Я представил, как перед статуей лунной богини мы поставим два кувшина этой самой, грешной краденной, вишни.

– И кроме блуждающих огней меня ещё тяготит погода. Вот очень, – сказав это, госпожа Бёме резко села на кровати, обняв колени и уткнувшись в них лицом.
– Да, я уже успел забыть, как наш, зимний и осений, Темперанс выпивает и вымывает энергию из меня. Мне кажется, я бы никогда не смог к этому привыкнуть. Как хорошо всё-таки, что девять курсов я учился в столице, а здесь получал лишь образование второй ступени, – и ещё добавил, вспоминая разговоры отца и Озрика за вечерним виски, – возможно, тебе больно заниматься творчеством в том числе из-за тех же самых психологических механизмов, которые обеспечивают продолжительную фиксацию на тех темах, которые тебе так дороги и интересны – то самое удержание внимания на долгий срок, без чего нельзя заниматься творчеством, по крайней мере, крупной или долгой формой.

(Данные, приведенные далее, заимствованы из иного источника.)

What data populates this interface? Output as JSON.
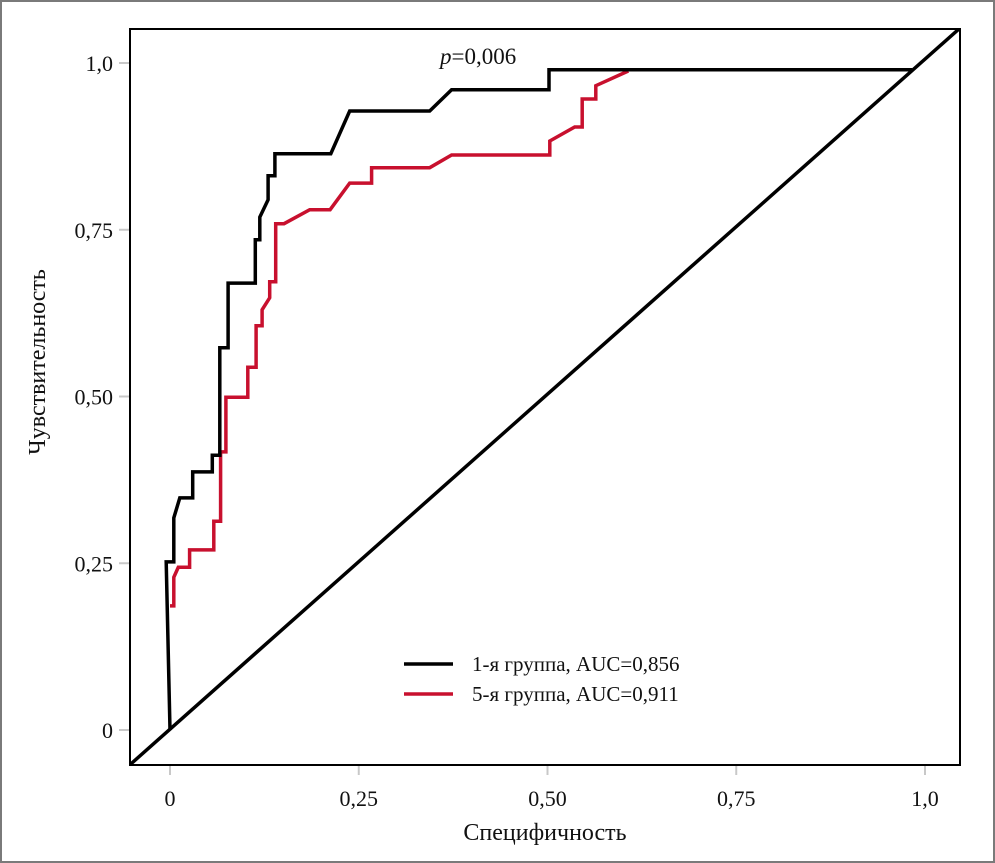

– Если ты прав, то это хорошо. Лучше с вот этим вот всем, чем без творчества, иначе в моей, – она подчеркнула это слово с нажимом, – жизни не будет ничего ценного.
– Ты чудо, талантливое чудо, – я хотел подпустить в голос медовые полутона, но получилось слишком-простуженно из-за погоды, ну вот.

…Разгоряченные пуншем, мы заснули до вечера.
Хорошо, что метель продолжала идти всю неделю, и совсем не было липкого дождя, привидившегося мне сегодня в кошмаре.